Ganador. Así se sentía Julio César cada vez que acudía al Mokambo. Siempre una nueva conquista
coronaba su cita con el recuerdo y hasta llevaba un registro donde anotaba el nombre de cada fémina que
pasó por sus sábanas.

Anotaciones que a solas en su cuarto revisaba con fruición y que provocaban sus recurrentes soliloquios.
Deleites breves y victorias pírricas porque al finalizar el recuento otra vez le quedaba el sabor amargo de la
soledad. Esta situación, más de una vez lo hizo pensar en abandonar esas citas ciegas. Sin embargo en las
cuatro últimas ocasiones una mujer le había llamado la atención sobremanera. Su halo de misterio y su mirada silenciosa y esquiva la hacían especial. Muy especial. Solo sabía que se llamaba Luciana y que siempre
llegaba y se retiraba sola.


Su primera relación en el Mokambo comenzó como un juego de sólo tomarse la mano y algún beso robado
por alguien que ni siquiera recordaba su nombre. Pero posteriormente los besos empezaron a llevarla a las
caricias más cálidas y audaces. Sin embargo cuando notaba que estaba por ingresar en una peligrosa espiral, terminaba el encuentro y bruscamente abandonaba a su desconcertado y suplicante acompañante de turno.
Empezó entonces, a sentir el gran poder que ejercía sobre los hombres.
Desde ese momento los encuentros y desencuentros marcaron su vida y sus demonios.

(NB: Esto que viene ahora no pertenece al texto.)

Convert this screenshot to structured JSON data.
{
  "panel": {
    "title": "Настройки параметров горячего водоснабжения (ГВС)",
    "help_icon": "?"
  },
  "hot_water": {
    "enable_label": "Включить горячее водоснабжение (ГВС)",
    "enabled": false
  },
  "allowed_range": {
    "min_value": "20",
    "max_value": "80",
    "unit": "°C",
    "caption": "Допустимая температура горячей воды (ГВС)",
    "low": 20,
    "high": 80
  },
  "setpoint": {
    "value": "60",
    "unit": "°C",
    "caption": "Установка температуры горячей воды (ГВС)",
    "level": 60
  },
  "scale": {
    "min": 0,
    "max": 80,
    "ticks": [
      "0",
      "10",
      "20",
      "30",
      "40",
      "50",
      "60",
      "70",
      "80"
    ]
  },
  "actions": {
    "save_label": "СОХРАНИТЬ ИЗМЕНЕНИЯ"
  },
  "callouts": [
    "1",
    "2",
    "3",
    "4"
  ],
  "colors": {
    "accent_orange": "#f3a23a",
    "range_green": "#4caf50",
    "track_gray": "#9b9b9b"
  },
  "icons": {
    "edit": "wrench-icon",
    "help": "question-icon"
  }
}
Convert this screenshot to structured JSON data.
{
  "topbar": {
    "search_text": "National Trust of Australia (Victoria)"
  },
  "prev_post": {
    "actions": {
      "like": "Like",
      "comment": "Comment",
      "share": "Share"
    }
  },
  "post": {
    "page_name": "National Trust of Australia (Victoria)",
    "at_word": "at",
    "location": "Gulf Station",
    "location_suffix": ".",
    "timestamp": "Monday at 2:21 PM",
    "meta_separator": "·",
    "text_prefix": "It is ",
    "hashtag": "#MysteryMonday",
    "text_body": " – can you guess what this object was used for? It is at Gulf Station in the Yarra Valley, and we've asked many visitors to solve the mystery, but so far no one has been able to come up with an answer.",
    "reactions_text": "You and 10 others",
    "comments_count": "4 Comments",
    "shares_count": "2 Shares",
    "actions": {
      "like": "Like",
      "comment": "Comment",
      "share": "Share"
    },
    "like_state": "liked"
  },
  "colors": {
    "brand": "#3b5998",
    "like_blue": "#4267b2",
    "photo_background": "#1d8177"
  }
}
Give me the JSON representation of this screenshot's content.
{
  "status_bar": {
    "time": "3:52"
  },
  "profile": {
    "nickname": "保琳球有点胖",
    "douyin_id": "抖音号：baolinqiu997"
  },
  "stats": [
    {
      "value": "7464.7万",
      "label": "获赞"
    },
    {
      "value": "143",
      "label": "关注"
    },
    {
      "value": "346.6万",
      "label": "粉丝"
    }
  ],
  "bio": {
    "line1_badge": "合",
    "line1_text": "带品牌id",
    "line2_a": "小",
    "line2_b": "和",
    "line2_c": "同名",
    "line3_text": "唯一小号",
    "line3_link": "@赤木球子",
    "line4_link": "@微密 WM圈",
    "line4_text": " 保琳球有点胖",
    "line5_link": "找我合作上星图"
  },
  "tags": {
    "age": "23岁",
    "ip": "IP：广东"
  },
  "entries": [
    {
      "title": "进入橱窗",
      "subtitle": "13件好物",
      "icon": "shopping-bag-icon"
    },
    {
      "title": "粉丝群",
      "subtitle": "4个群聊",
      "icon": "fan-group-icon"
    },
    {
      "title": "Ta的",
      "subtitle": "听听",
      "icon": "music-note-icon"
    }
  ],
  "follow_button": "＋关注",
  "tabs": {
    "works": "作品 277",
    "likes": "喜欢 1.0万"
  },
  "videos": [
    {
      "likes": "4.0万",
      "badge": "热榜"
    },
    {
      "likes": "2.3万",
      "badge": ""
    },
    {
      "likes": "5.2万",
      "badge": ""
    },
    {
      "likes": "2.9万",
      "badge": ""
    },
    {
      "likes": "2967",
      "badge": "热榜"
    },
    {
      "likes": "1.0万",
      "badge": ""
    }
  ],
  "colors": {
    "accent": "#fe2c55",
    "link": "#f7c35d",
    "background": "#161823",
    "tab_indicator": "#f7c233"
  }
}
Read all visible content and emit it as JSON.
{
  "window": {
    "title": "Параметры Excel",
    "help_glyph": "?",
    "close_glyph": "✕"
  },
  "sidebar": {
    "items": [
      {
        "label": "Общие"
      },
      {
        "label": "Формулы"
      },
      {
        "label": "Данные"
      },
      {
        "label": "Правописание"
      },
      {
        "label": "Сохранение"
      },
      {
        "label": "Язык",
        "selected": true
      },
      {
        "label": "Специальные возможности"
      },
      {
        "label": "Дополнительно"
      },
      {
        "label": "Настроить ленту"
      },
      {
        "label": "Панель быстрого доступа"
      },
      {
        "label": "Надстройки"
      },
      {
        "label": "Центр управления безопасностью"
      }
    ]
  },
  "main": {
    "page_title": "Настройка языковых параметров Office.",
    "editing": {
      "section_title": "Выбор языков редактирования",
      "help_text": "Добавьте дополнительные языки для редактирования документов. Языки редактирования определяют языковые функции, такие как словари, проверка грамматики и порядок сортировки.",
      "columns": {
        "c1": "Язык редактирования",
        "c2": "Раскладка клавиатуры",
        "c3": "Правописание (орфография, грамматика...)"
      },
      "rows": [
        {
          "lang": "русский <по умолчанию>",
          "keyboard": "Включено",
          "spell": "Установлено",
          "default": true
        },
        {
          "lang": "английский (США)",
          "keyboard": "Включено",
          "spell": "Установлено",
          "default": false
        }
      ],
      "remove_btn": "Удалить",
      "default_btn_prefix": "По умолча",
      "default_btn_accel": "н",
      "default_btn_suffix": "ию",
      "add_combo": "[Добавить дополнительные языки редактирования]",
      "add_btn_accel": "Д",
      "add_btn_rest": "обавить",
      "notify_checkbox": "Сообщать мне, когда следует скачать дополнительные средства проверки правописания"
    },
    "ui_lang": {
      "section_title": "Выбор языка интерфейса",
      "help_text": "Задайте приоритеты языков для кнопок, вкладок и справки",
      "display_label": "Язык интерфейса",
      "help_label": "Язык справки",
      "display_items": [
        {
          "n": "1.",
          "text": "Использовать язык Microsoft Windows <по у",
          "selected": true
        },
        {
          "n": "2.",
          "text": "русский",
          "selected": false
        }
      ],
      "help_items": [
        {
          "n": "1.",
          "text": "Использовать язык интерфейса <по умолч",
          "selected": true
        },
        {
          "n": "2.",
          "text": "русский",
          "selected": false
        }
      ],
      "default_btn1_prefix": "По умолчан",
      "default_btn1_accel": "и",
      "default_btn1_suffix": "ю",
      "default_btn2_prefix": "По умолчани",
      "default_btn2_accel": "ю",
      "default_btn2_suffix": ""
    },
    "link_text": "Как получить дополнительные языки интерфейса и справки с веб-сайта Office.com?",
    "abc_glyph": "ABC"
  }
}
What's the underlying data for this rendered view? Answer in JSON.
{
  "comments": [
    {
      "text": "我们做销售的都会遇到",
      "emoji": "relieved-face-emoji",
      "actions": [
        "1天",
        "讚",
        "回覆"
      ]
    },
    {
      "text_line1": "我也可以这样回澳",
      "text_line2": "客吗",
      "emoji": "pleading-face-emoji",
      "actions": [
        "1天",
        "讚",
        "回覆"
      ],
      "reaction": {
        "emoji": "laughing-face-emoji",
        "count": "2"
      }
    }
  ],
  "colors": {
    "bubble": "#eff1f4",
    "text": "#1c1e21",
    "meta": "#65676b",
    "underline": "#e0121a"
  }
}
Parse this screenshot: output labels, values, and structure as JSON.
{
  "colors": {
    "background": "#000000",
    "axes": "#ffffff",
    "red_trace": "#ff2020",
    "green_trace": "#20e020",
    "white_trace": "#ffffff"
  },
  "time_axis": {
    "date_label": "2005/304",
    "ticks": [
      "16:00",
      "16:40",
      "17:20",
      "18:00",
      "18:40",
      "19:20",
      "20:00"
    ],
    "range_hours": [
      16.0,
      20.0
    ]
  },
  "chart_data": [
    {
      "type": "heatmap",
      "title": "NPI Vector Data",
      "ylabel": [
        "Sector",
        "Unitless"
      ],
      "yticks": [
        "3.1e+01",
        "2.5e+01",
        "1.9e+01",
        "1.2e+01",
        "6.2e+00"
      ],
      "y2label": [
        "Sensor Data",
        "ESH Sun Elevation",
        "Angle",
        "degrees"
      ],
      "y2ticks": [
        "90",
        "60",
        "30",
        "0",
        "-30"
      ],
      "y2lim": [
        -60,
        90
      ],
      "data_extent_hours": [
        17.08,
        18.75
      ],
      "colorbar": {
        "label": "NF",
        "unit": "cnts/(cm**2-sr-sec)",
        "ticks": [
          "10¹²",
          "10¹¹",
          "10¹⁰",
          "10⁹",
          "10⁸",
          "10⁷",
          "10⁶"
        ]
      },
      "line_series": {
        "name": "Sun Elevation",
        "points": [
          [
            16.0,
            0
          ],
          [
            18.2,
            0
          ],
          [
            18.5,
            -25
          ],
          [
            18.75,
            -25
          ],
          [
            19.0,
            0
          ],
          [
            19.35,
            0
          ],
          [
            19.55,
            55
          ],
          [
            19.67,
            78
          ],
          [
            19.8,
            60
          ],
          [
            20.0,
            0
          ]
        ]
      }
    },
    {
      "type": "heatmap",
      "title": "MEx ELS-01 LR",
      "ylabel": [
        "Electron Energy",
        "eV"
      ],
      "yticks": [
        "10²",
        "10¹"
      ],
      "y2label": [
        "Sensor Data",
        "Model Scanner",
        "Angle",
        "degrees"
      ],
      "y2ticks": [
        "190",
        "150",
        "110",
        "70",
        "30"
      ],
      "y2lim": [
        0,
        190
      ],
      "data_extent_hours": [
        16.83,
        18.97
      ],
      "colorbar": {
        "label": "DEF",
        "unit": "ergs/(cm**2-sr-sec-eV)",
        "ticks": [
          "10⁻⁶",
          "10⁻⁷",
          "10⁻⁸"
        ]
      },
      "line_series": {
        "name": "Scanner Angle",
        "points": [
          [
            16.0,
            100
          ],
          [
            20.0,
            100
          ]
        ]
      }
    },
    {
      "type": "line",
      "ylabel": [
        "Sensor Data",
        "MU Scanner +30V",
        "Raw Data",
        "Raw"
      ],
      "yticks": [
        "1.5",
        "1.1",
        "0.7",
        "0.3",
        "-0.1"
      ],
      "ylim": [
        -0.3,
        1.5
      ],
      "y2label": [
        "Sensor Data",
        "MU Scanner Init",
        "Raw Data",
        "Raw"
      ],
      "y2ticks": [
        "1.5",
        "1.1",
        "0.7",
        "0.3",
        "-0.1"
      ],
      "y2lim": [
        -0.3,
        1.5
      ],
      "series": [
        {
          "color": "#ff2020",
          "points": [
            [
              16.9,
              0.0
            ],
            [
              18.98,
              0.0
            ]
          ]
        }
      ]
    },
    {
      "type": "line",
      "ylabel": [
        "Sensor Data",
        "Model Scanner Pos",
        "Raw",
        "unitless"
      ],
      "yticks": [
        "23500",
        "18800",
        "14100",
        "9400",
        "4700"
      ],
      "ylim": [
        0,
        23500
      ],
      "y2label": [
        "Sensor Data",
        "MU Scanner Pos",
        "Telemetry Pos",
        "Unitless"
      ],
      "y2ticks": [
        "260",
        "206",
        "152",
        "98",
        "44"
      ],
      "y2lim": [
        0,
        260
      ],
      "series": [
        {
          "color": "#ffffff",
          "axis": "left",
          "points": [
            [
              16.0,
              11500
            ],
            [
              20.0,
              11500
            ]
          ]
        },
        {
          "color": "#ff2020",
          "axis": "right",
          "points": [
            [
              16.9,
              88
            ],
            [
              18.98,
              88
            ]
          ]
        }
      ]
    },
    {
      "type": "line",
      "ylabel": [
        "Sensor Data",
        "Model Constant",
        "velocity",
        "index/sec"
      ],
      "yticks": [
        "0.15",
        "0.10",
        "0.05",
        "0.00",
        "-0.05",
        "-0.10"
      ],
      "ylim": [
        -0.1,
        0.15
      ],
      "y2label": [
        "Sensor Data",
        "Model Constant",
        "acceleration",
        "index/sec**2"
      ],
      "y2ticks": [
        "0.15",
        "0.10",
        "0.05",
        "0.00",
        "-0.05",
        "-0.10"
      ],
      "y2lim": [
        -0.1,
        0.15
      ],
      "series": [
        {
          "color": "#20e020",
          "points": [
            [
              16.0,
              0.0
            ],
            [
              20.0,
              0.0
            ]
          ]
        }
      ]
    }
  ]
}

Para la gran conquista, Julio César vistió un saco de lino color crema, camisa melón, pantalón marrón y mocasines color tabaco. Apenas llegó a la puerta del Mokambo el solicito portero abrió la puerta del taxi
e inclinando medio cuerpo lo saludó llamándolo doctor. Como siempre lo premió con una generosa propina.

Caminó balanceando el cuerpo y ya dentro, se ubicó en una mesa alejada de la pista de baile desde donde
observaba el ingreso de las damas solitarias. Pero ahora estaba a la espera de aquella mujer especial que
había despertado su curiosidad e interés. Como en otras ocasiones el mozo le sirvió el primer pisco sour.
Después de tres horas y cuatro pisco, impaciente por la estéril espera decidió retirarse.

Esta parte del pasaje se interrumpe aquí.